Abstract

Abstract Introduction Liver grafts are currently matched by blood group and size. Due to immune privilege of transplanted livers, tissue typing (HLA matching) is not routinely undertaken. Emerging evidence suggests typing may be beneficial for specific patient groups. This systematic review aimed to determine patient and graft outcomes in HLA matched liver transplant patients. Methods Criteria included primary articles exploring effects of typing for liver transplantation, identified from PubMed/MEDLINE and Web of Science databases until January 2022, excluding articles published pre-2000. The Newcastle-Ottawa scale assessed risk of bias. Cochrane protocols for synthesis without meta-analysis (vote counting and sign testing) determined proportions of studies favouring typing. Results All 28 included articles were cohort studies with low-medium bias risk.
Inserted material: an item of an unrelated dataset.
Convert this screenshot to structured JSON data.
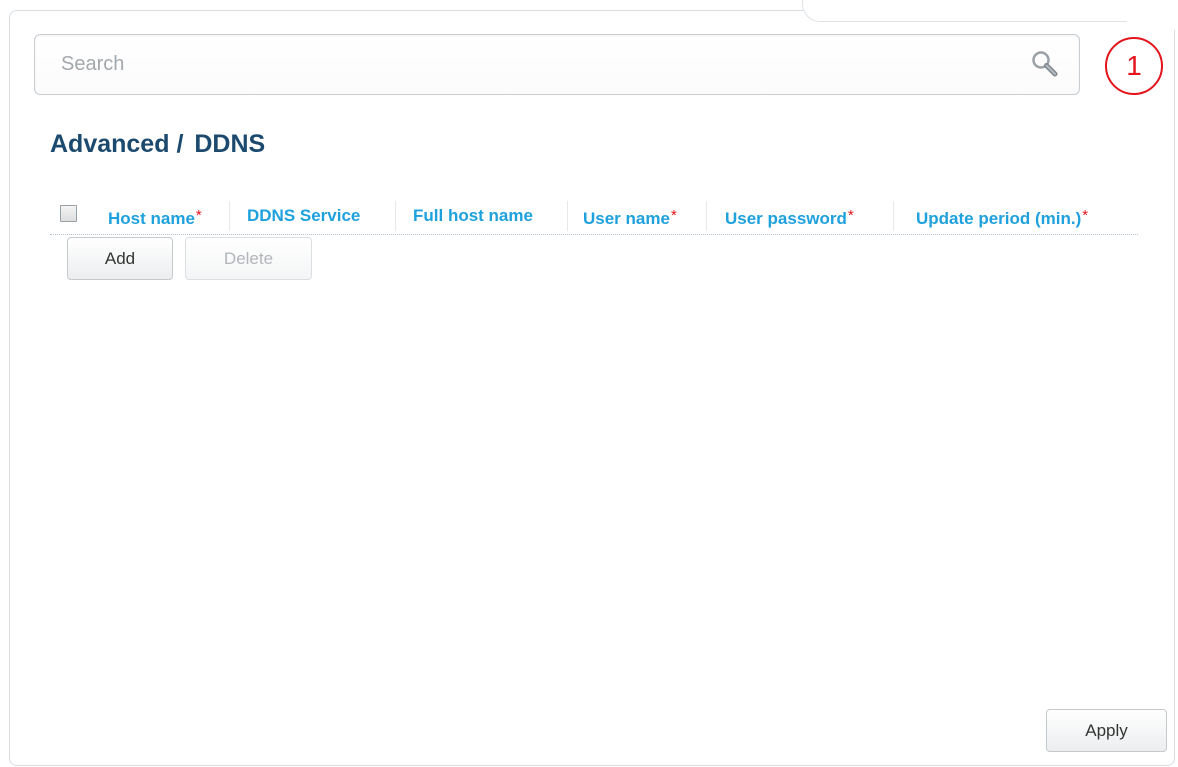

Graft survival syntheses favoured typing across all patients in studies of both living (LDLT) and deceased donor liver transplantation (DDLT), where 1 study showed a beneficial effect, and 1 showed no effect. In LDLT-only studies, 2 showed benefit, 4 showed no effect, and 1 showed harm. Additionally, typing was favoured in adult-only DDLT recipients. Rejection syntheses favoured typing across all patients for studies of LDLT, DDLT, and both, and for subgroups including adult-only, paediatric-only, tacrolimus-treated, and negative lymphocyte crossmatch. Patient survival syntheses favoured typing across all patients, and for adult-only, PBC, and hepatitis/viral/cirrhosis diseases subgroups, in DDLT studies. Graft failure syntheses favoured typing across all patients in LDLT-only studies, and both LDLT & DDLT. Conclusion Findings evidenced disparate subgroup benefits of typing, and numerous studies reported no effect, or harmful effects.